0010: 80 01 00 40 00 00 00 00 ...@....
This chunk of data is represented in mISDN with an explicit struct for the first 16 bytes, and then an unformatted "argument" block of data follows, in this case a further 8 bytes of it.
typedef struct _iframe {
u_int addr;
u_int prim;
int dinfo;
int len;
union {
u_char b[4];
void *p;
int i;
u_int ui;
u_int uip[0];
} __attribute__((packed)) data;
} __attribute__((packed)) iframe_t;
The opaque handle where the problem comes from is found in the first 4 bytes of the arg region at +0x10 in the dump above, represented by ->uip[0]. The correct result is to walk away from the packet understanding that the opaque handle is 0x40000180, the ARM9 I am using being little-endian.
However to my surprise in fact the code left under the impression that the opaque int handle was 0x80. I confirmed that the pointer was at the right offset from the start of the struct: somehow dereferencing a 32-bit int pointer that looked at memory containing 80 01 00 40 gave the result 0x80!
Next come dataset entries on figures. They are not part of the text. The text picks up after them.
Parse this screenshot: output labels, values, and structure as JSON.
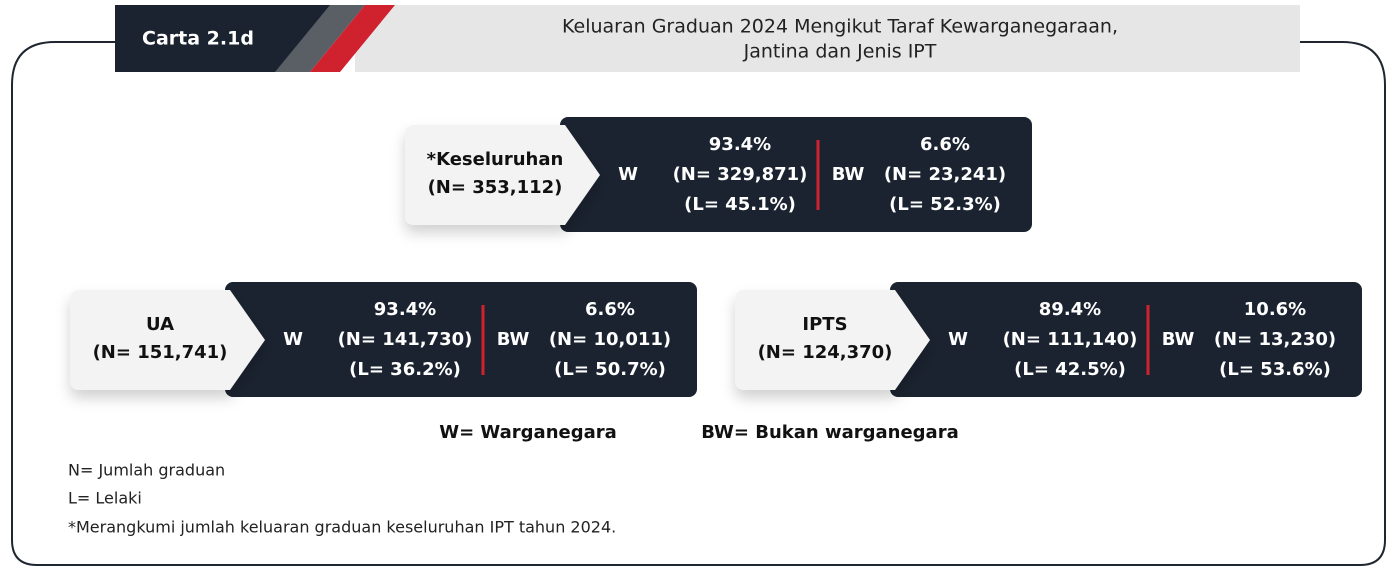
{
  "header": {
    "label": "Carta 2.1d",
    "title": [
      "Keluaran Graduan 2024 Mengikut Taraf Kewarganegaraan,",
      "Jantina dan Jenis IPT"
    ]
  },
  "boxes": [
    {
      "name": "*Keseluruhan",
      "total": "(N= 353,112)",
      "citizen": {
        "code": "W",
        "percent": "93.4%",
        "n": "(N= 329,871)",
        "l": "(L= 45.1%)"
      },
      "noncitizen": {
        "code": "BW",
        "percent": "6.6%",
        "n": "(N= 23,241)",
        "l": "(L= 52.3%)"
      }
    },
    {
      "name": "UA",
      "total": "(N= 151,741)",
      "citizen": {
        "code": "W",
        "percent": "93.4%",
        "n": "(N= 141,730)",
        "l": "(L= 36.2%)"
      },
      "noncitizen": {
        "code": "BW",
        "percent": "6.6%",
        "n": "(N= 10,011)",
        "l": "(L= 50.7%)"
      }
    },
    {
      "name": "IPTS",
      "total": "(N= 124,370)",
      "citizen": {
        "code": "W",
        "percent": "89.4%",
        "n": "(N= 111,140)",
        "l": "(L= 42.5%)"
      },
      "noncitizen": {
        "code": "BW",
        "percent": "10.6%",
        "n": "(N= 13,230)",
        "l": "(L= 53.6%)"
      }
    }
  ],
  "legend": [
    "W= Warganegara",
    "BW= Bukan warganegara"
  ],
  "notes": [
    "N= Jumlah graduan",
    "L= Lelaki",
    "*Merangkumi jumlah keluaran graduan keseluruhan IPT tahun 2024."
  ]
}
Further, if instead of using my own int * based on ->ui to do the dereferencing, I used ->uip[0] directly from the struct I got the correct result of 0x40000180. And I confirmed that & ->ui and & ->uip[0] are exactly the same!
Diego Serafin on the mISDN mailing list had seen this crap before. He provided the solution: on ARM, misaligned that is, b1 b0 of the address bus being nonzero for 32-bit access, reads are silently BROKEN. What happens in this case is that the read happens at the address & 0xfffffffc BUT rotated according to the original address &3. An example.... if at address 0x0 one finds 11 22 33 44 55 66, then it's clear that dereferencing an int * pointing to 0x0 will result in 0x44332211 on both x86 and ARM. On x86, dereferencing an int * to 0x1 will give you 0x55443322. BUT on ARM, the same dereference of an int * to 0x1 would give you instead 0x11443322.
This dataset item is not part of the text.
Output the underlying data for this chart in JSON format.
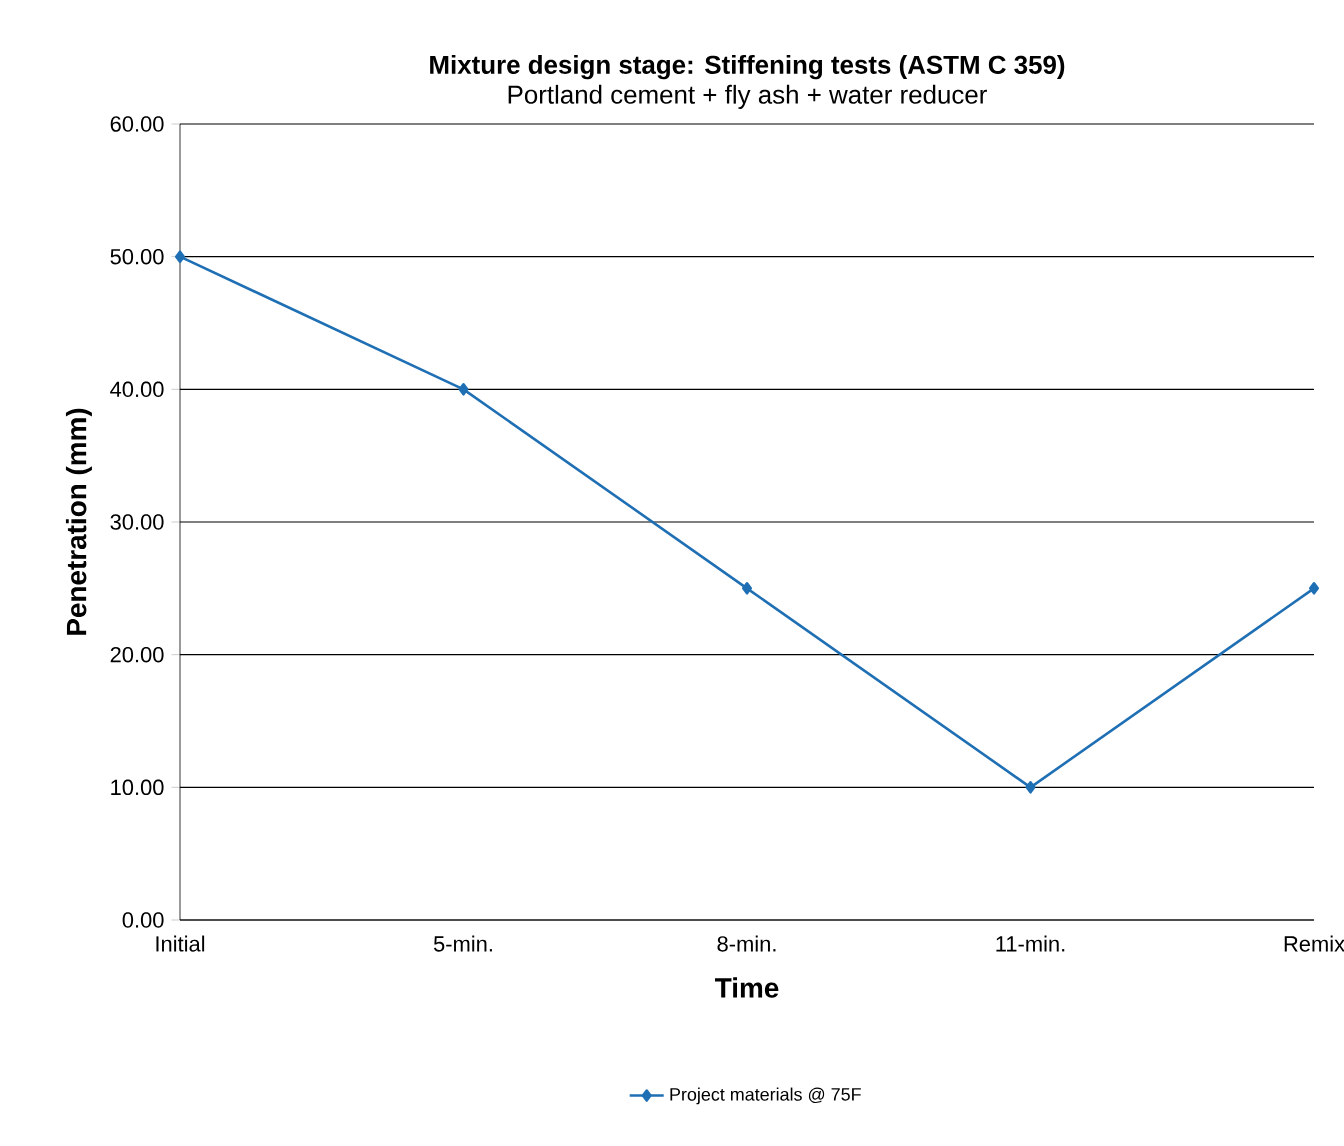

And indeed that is what had happened in the example case above, where the pointer to the start of the (struct & 0x3) was 0x3... it was some address 0x...f. In this case it read the 0x80 and then filled in the upper bits from byte offset +0xd, which are all zeros.
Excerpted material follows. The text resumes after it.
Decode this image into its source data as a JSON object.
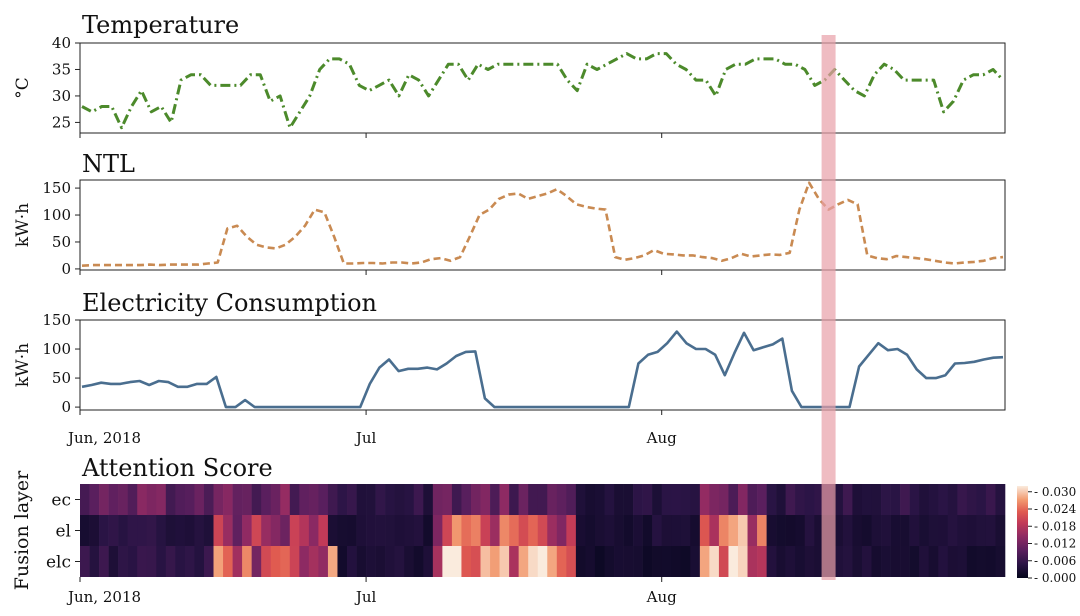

The reason that ->uip[0] gave the right result is purely down to it being marked as __attribute__ ((packed)). In such a case, the compiler understands it cannot use a 32-bit bus access but has to use four byte reads and or together the 32-bit result.
So: the takeaway from this is that it is not enough that the C code be "correct" for x86. If it is to be portable, ALL int accesses must be aligned to int boundaries. It is NOT enough that the compiler pads ints inside a struct definition to an int boundary either: because the start address of the struct may not be aligned to an int boundary.
I resolved this by adding macros to check pointers for int alignment (to find the instances where sensitive pointers are misaligned and can cause trouble) and macros to allow single step allocation of storage on the stack that is allocated to int boundaries, disallowing misalignment. But still it is an education to find perfectly sane C code that can work on x86 can blow violent chunks on ARM or other processors that insist on width-based bus alignment.